Tous les articles de cette revue Etopia sont accessibles gratuitement à cette adresse: http://etopia.be/spip.php?rubrique412
Le thème de la prospérité sans croissance a gagné en importance au cours des dernières années, surtout dans le monde francophone, et encore plus cette année en Belgique. En tant qu’écologiste élu au Parlement Européen, la question m’est souvent posée de savoir si et comment le débat avance au niveau européen. Quelles sont les opportunités, les résistances? Comment se situent les écologistes dans le débat? Après un an de mandat, un premier bilan s’impose. b[ Des avancées timides mais réelles]b
Si elle n’a pas encore entraîné une révolution intellectuelle et politique, la crise systémique ouverte en 2008 a néanmoins permis d’entamer l’hégémonie de la pensée unique. Primat des marchés – en particulier financiers – sur l’Etat et de la compétitivité, religion du court-terme et bien sûr culte de la croissance du PIB, voilà autant de certitudes qui ont perdu de leur lustre. Au niveau européen, le débat qui a sans doute le plus évolué et a gagné de la reconnaissance récemment est celui des indicateurs alternatifs au PIB, une démarche labellisée «le PIB et au delà» .
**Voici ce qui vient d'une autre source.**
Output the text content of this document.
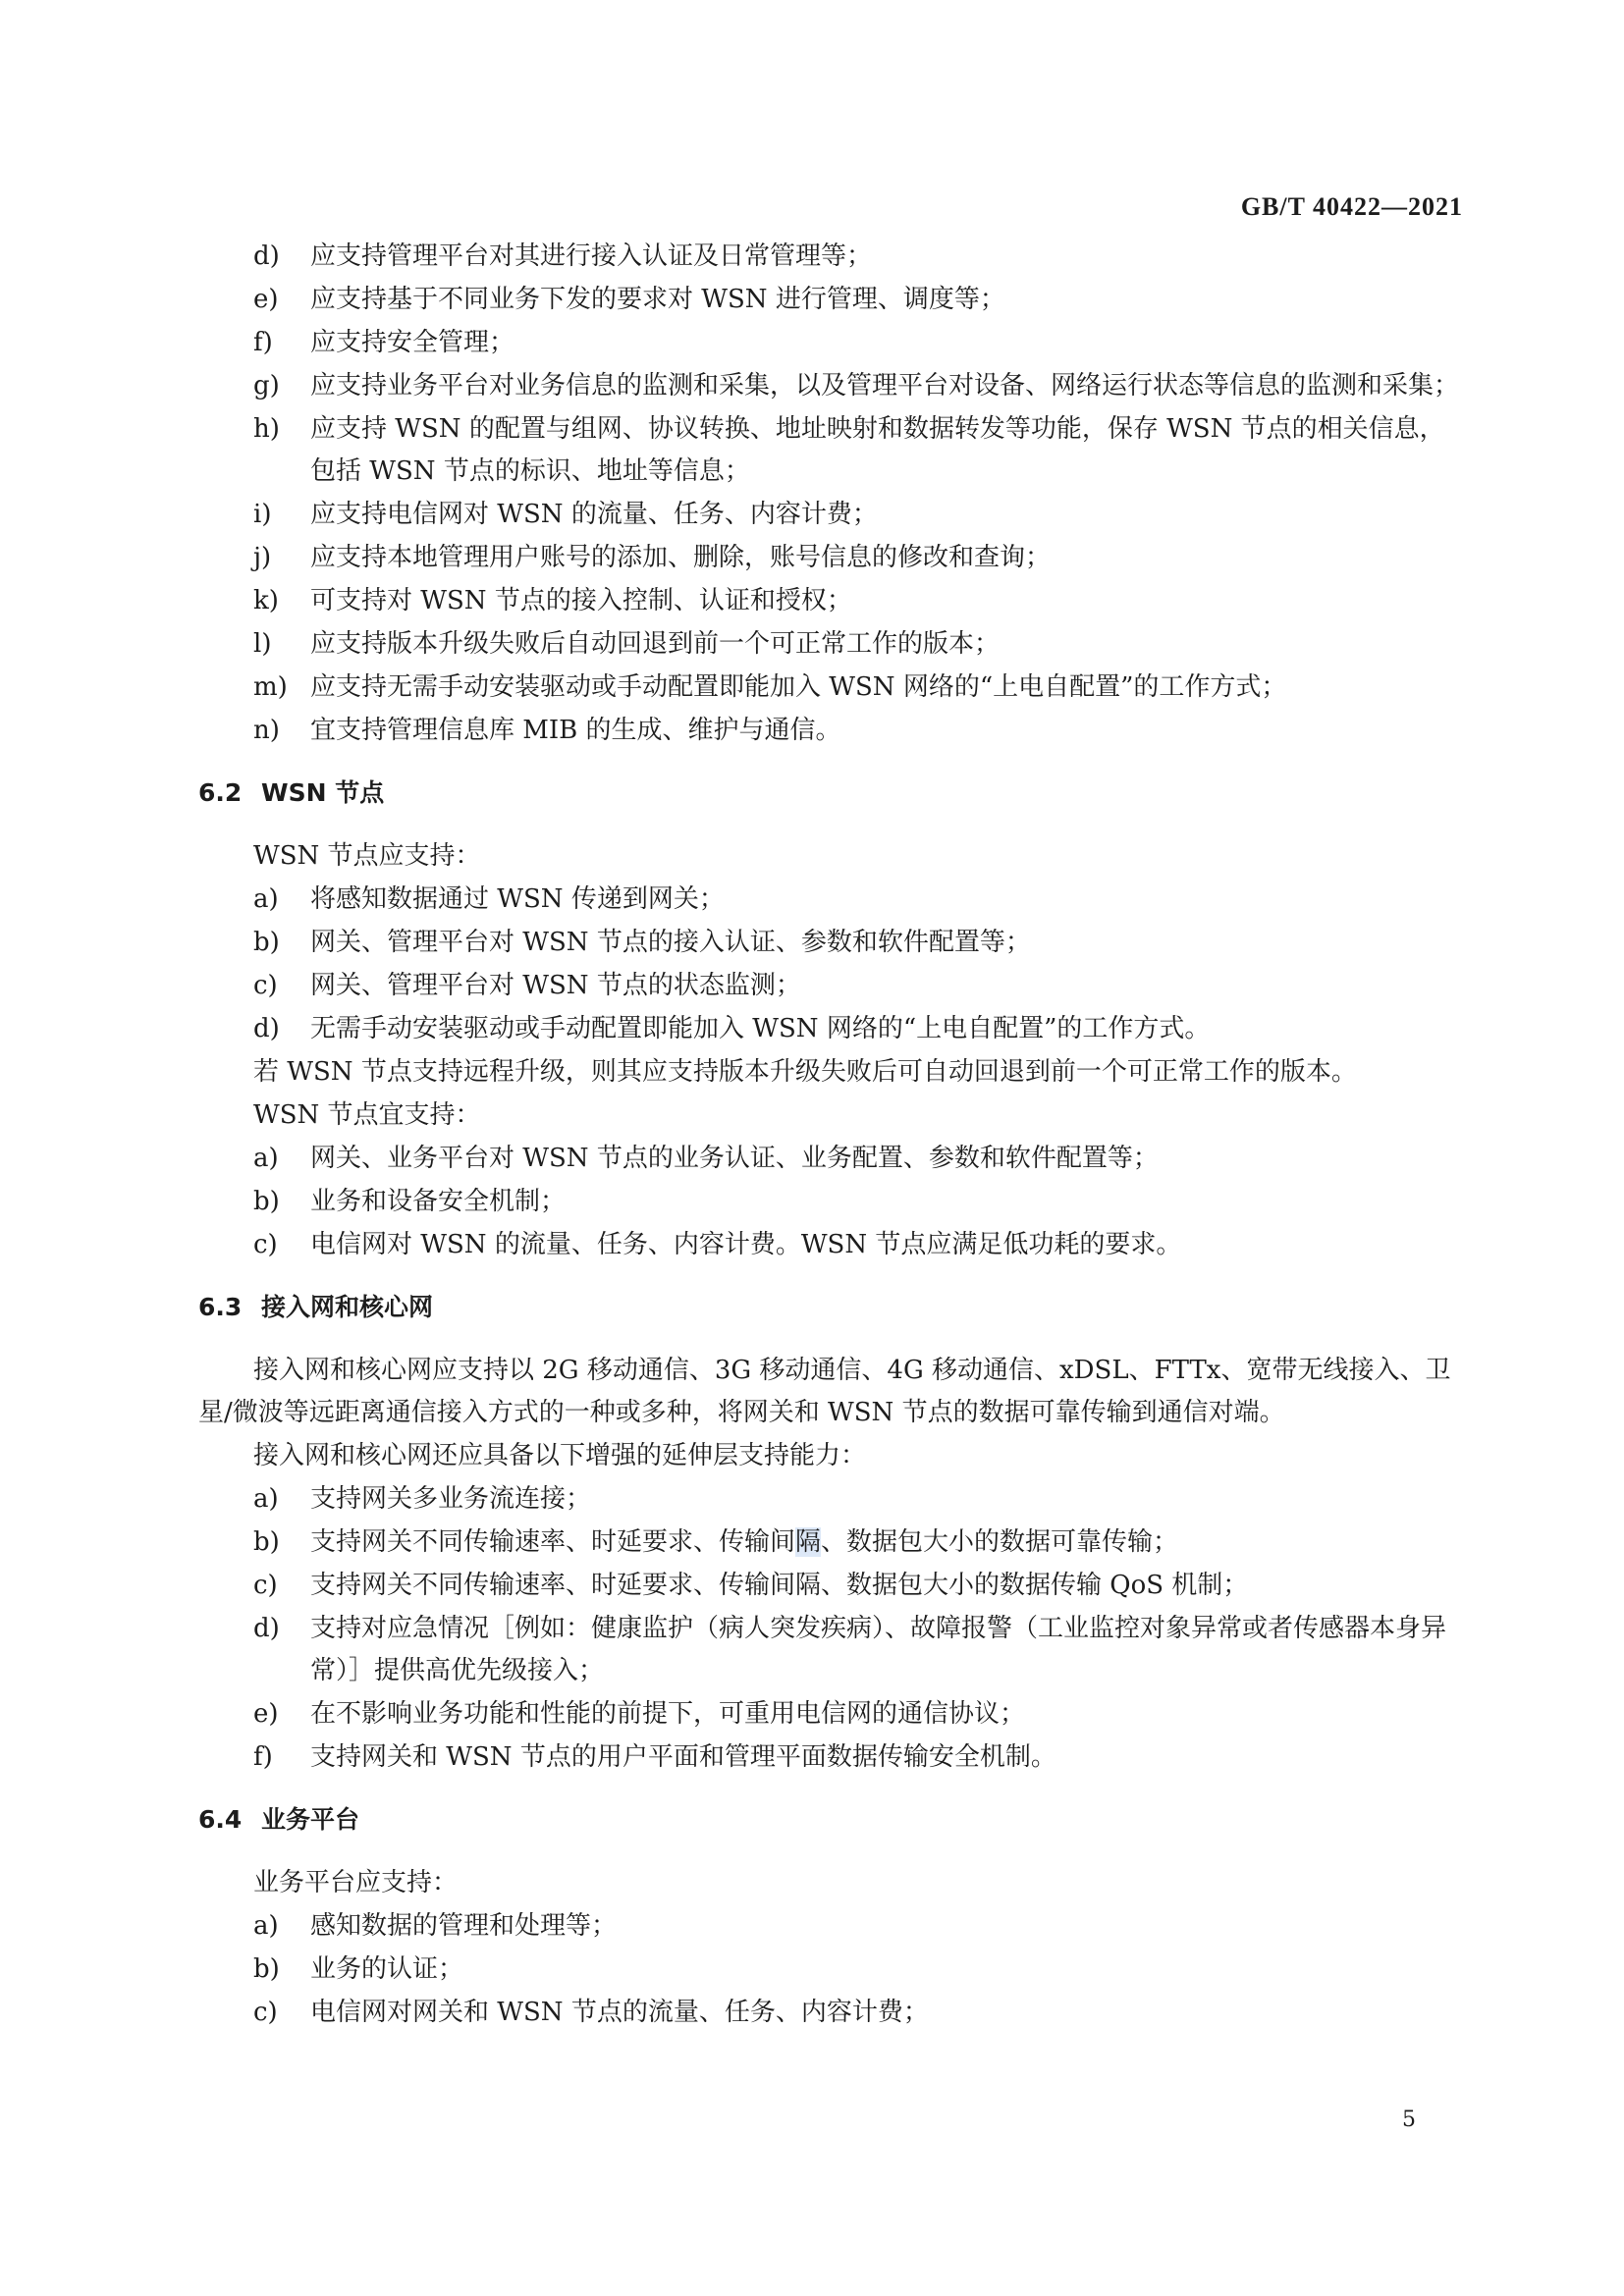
GB/T 40422—2021
d) 应支持管理平台对其进行接入认证及日常管理等；
e) 应支持基于不同业务下发的要求对 WSN 进行管理、调度等；
f) 应支持安全管理；
g) 应支持业务平台对业务信息的监测和采集，以及管理平台对设备、网络运行状态等信息的监测和采集；
h) 应支持 WSN 的配置与组网、协议转换、地址映射和数据转发等功能，保存 WSN 节点的相关信息，包括 WSN 节点的标识、地址等信息；
i) 应支持电信网对 WSN 的流量、任务、内容计费；
j) 应支持本地管理用户账号的添加、删除，账号信息的修改和查询；
k) 可支持对 WSN 节点的接入控制、认证和授权；
l) 应支持版本升级失败后自动回退到前一个可正常工作的版本；
m) 应支持无需手动安装驱动或手动配置即能加入 WSN 网络的“上电自配置”的工作方式；
n) 宜支持管理信息库 MIB 的生成、维护与通信。
6.2 WSN 节点
WSN 节点应支持：
a) 将感知数据通过 WSN 传递到网关；
b) 网关、管理平台对 WSN 节点的接入认证、参数和软件配置等；
c) 网关、管理平台对 WSN 节点的状态监测；
d) 无需手动安装驱动或手动配置即能加入 WSN 网络的“上电自配置”的工作方式。
若 WSN 节点支持远程升级，则其应支持版本升级失败后可自动回退到前一个可正常工作的版本。
WSN 节点宜支持：
a) 网关、业务平台对 WSN 节点的业务认证、业务配置、参数和软件配置等；
b) 业务和设备安全机制；
c) 电信网对 WSN 的流量、任务、内容计费。WSN 节点应满足低功耗的要求。
6.3 接入网和核心网
接入网和核心网应支持以 2G 移动通信、3G 移动通信、4G 移动通信、xDSL、FTTx、宽带无线接入、卫星/微波等远距离通信接入方式的一种或多种，将网关和 WSN 节点的数据可靠传输到通信对端。
接入网和核心网还应具备以下增强的延伸层支持能力：
a) 支持网关多业务流连接；
b) 支持网关不同传输速率、时延要求、传输间隔、数据包大小的数据可靠传输；
c) 支持网关不同传输速率、时延要求、传输间隔、数据包大小的数据传输 QoS 机制；
d) 支持对应急情况［例如：健康监护（病人突发疾病）、故障报警（工业监控对象异常或者传感器本身异常）］提供高优先级接入；
e) 在不影响业务功能和性能的前提下，可重用电信网的通信协议；
f) 支持网关和 WSN 节点的用户平面和管理平面数据传输安全机制。
6.4 业务平台
业务平台应支持：
a) 感知数据的管理和处理等；
b) 业务的认证；
c) 电信网对网关和 WSN 节点的流量、任务、内容计费；
5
Il y a encore à peine quelques années, évoquer des indicateurs alternatifs au PIB était réservé aux académiques hétérodoxes et autres ONG altermondialistes. Le rapport Stiglitz , commandité par Nicolas Sarkozy – lequel s’est hâté de n’en rien faire - n’y est pas pour rien. La Commission européenne a commencé à travailler publiquement sur le sujet en 2007. En partenariat avec le Parlement européen, le Club de Rome, l’OCDE et la WWF, elle a organisé une conférence «Au delà du PIB» avec pour objectif de «clarifier quels sont les indices les plus appropriés pour mesurer le progrès, et comment ils peuvent être le mieux intégrés au sein de processus de décision et captés par le débat public» . Il y a été reconnu que le PIB n’est pas l’outil de mesure approprié du bien-être et que de nouveaux indicateurs - en particulier sociaux et environnementaux - sont nécessaires pour inclure d’autres dimensions du progrès. Ce projet a donné naissance à une communication de la Commission intitulée “Le PIB et au-delà : mesurer le progrès dans un monde en mutation” . Il met en avant une feuille de route pour l’UE comprenant 5 actions-clés pour développer de nouveaux indicateurs :
• Compléter le PIB par des indicateurs environnementaux et sociaux • Information en quasi-temps réel pour la prise de décision • Meilleure prise en compte de la distribution de revenu et des inégalités • Développer un tableau d’affichage européen du développement durable; • Etendre les comptes nationaux aux problématiques environnementales et sociales.
Le Comité Economique et Social européen et le Comité des Régions ont déjà réagi à cette communication. Le Parlement européen est également en train de formuler un avis sur la question ; on y reviendra.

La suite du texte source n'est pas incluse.